Background Check Requirement

Background Check Requirements for Licensed Day Care Center & Group Child Care Homes, Before and After School Programs, Family Child Care Homes, and Infant and Toddler Child Care Centers

Pursuant to the Northern Mariana Islands Administrative Code Title 55 and more specifically §55-40.1-226: (d) All applicants, their employees, and anyone else at the facility whose activities involve the care or supervision of children or unsupervised access to children shall provide a criminal background check.1

(1) The criminal background check shall include the following:
(i) A fingerprint background check from any available CNMI Government criminal database.
(ii) A fingerprint background check done on any available federal database as recommended by the FBI.
(iii) A criminal background check on the CNMI Government Child Abuse and Neglect Registry.
(iv) A criminal background check on the National Sex Offender Registry if the CNMI Government has the capability of accessing this.
(v) An annual CNMI Police Clearance.

(2) These checks shall be done before a person is allowed to work or perform service at the daycare

Child Care Development Block Grant Act of 2014
In addition to the above requirements, the Child Care Development Block Grant (“CCDBG”) Act of 2014 also requires states and territories to conduct criminal background checks for all child care staff members, including staff members who don’t care directly for children but have unsupervised access to children. This requirement is applicable to certified centers receiving subsidy from the Child Care and Development Fund.

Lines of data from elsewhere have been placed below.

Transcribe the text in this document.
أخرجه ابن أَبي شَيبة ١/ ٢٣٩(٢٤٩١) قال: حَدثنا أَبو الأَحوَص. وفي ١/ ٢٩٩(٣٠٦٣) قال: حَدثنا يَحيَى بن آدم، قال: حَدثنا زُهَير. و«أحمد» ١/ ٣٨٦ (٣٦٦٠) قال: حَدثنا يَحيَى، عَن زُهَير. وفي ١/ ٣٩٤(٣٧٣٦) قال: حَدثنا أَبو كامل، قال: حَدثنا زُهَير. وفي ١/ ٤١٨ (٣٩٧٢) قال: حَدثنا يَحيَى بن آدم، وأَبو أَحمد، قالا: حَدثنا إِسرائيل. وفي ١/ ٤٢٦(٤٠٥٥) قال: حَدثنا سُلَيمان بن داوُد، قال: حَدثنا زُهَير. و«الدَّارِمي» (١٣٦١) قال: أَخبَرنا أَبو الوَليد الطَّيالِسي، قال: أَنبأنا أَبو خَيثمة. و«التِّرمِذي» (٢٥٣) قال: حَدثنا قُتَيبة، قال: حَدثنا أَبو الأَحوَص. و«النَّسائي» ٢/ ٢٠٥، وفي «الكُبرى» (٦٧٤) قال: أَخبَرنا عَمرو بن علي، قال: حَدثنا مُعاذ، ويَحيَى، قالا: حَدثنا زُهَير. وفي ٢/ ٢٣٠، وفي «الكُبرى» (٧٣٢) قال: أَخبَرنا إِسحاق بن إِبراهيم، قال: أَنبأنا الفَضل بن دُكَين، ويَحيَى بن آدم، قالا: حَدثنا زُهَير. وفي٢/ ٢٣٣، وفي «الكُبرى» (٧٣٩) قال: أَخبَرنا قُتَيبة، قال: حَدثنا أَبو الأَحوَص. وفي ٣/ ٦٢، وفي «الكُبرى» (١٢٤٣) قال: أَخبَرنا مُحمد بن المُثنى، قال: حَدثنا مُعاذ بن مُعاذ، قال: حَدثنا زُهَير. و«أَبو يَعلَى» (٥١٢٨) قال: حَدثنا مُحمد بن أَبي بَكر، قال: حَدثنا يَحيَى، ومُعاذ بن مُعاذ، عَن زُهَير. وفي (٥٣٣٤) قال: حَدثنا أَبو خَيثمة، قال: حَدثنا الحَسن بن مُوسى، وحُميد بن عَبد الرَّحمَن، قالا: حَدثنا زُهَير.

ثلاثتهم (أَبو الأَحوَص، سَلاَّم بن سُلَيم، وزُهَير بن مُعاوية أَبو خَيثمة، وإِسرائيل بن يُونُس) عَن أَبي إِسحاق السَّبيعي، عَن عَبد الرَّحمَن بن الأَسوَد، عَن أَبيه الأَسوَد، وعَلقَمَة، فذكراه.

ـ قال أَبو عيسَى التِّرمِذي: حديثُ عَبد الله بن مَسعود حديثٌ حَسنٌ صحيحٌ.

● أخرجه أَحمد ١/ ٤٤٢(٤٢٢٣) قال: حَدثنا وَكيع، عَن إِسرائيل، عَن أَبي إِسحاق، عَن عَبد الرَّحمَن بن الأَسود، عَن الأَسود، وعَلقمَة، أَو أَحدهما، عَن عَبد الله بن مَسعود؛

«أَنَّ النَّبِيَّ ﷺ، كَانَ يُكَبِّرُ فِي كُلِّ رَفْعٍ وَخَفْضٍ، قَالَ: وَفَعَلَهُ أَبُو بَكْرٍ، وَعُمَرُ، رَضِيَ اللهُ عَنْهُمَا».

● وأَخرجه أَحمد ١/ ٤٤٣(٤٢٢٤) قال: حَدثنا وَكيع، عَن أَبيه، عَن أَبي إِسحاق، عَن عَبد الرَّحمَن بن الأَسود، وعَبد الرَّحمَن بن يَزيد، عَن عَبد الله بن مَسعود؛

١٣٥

Who are subject to the CCDBG Act of 2014 Criminal Background Checks
Individuals subject to the criminal background checks are those employed by a provider for compensation; contracted employees and self-employed; those who care for, supervise, or have unsupervised access to children in care; and adults living in a family child care home.

When and how often do I have to go through the Criminal Background Checks?
The comprehensive criminal background checks are required prior to employment and must be conducted at least every 5 years thereafter from the initial check. However, if you have been separated from employment as a child care provider for more than 180 days, then you are subject to the full criminal background check.

What checks are required under the CCDBG Act of 2014?
The criminal background checks are broken down into three primary categories.

1. National Background Checks:
a. National Federal Bureau of Investigation criminal history check with
b. National Crime Information Center (NCIC) Sex Offender Registry (NSOR)

2. In-state (CNMI) Background Checks:
a. In-state Criminal History Check, with fingerprint.
b. In-state Sex Offender Registry Check.
c. In-state Child Abuse and Neglect Registry Check.

3. Inter-state (out of the CNMI) Background Checks:
a. Inter-state Criminal History Check.
b. Inter-state Sex Offender Registry Check.
c. Inter-state Child Abuse and Neglect Registry Check.

What are the disqualifying crimes under the CCDBG Act of 2014?
The CCDBG Act of 2014 specifies disqualifying crimes or actions only for child care providers and staff members who are serving children receiving CCDF assistance. The following are disqualifying criteria’s:

a. Refusing to consent to a criminal background check.
b. Knowingly making a materially false statement in connection with the
background check.
c. Is registered, or is required to be registered, on a State sex offender registry
or repository or the National Sex Offender Registry established under the
Adam Walsh Child Protection and Safety Act of 2006 (42 U.S.C. 16901 et
d. Has been convicted of a felony consisting of murder (as described in section
1111 of title 18, United States Code, child abuse or neglect, crimes against
children (including child pornography), spousal abuse, crime involving rape or sexual assault, kidnapping, arson, physical assault or battery, or a drug-
related offense committed during the preceding 5 years
e. Has been convicted of a violent misdemeanor committed as an adult against
a child inclusive of child abuse, child endangerment, sexual assault, or of
misdemeanor involving child pornography.

1 Although not specifically stated in the Child Care Licensing Program Administrative Code, a reasonable person would reasonably understand that unsupervised access to children is the potential to be left alone with any child or group of children in care.